Tag Archives: high potential

How to Identify High Potential in a Team Member

From the Ask Tom mailbag –

Question:
I just finished reading your book Hiring Talent. As I finished the book, I thought about my evaluation of high potential internal candidates. How do I know if a team member has a long enough time span of discretion to be able to do the job at the next level?

Response:
There are two places to play. One is to climb inside the head of the individual, the other is to focus on the work. The Head or The Work? Stay out of their head. Focus on the work.

Step 1 – Define the work at the next level. What are the problems that have to be solved at the next level? What are the decisions that have to be made at the next level?

Step 2 – Create a project that requires solving a problem at that level of work. Create a project that requires a decision at that level of work. It’s just a project, no promotions, no raises, no corner office, just a project.

Step 3 – Evaluate the project. Did the candidate execute as effectively as someone in the top half of the role or the bottom half of the role? And in that half, top, middle or bottom? After the project, you should be able to answer those two questions in about 5 seconds.

Evaluation
———————————-
Top – Top
Top – Middle
Top – Bottom
———————————-
Bottom – Top
Bottom – Middle
Bottom – Bottom
———————————-

If there is potential, there is always evidence of potential. Do not make this decision based on a hunch, a feeling or an assumption. Make this decision (on potential) based on your judgement of evidence of potential.

Work output from a person who has potential is almost always error-free and on-time or early. -Tom

Can You Trust Subjective Judgement?

From the Ask Tom mailbag –

Question:
Following up on our discussion at the workshop last week, I am curious. As a manager, how do I determine which team members have the potential to grow and which will hit the wall. I want to focus my time on team members with the greatest potential.

Response:
You have to use your judgement. Observe and make a decision. That is what managers do. But what do you observe?

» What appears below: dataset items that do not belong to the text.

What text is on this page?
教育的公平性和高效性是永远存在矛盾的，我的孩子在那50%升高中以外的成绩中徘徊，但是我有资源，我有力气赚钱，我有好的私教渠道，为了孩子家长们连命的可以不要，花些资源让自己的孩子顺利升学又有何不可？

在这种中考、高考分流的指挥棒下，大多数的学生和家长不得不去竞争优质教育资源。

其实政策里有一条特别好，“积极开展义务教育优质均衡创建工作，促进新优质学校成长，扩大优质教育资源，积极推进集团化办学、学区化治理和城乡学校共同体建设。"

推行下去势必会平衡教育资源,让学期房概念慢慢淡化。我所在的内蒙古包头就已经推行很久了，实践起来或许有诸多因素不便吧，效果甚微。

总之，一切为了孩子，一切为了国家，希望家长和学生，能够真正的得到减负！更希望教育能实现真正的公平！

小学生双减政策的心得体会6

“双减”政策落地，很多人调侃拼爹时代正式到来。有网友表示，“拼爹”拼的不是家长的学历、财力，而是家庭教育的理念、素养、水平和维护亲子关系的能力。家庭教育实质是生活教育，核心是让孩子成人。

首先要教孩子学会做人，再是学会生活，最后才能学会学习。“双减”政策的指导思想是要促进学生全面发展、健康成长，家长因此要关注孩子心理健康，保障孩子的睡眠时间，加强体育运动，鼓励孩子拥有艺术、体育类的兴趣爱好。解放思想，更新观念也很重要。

For fun, in the workshop, you may remember I asked how many of the group had taken a course in psychology in high school or college? Most raised their hand. Then I asked who had degrees in psychology? Most of the hands disappeared. When I asked who was certified by the state to practice psychotherapy, one person said he was certified, but not to practice psychotherapy.

Here is the problem. When managers question whether a person has potential, they fall into a trap. The trap is the approach, because most would play amateur psychologist.

Then I asked the group, who could spot positive behavior, in the field, on the plant floor? Most raised their hands again. And who could spot negative behavior? All hands went up. How long did it take to tell the difference?

Don’t play amateur psychologist with this stuff. Play to your strength as a manager. Managers are experts at the work. If you want to know if someone has potential, give them a project to do. Then, watch, observe. Use your managerial judgment.

But that is so subjective, I hear. Yes, it is subjective. It is also highly accurate.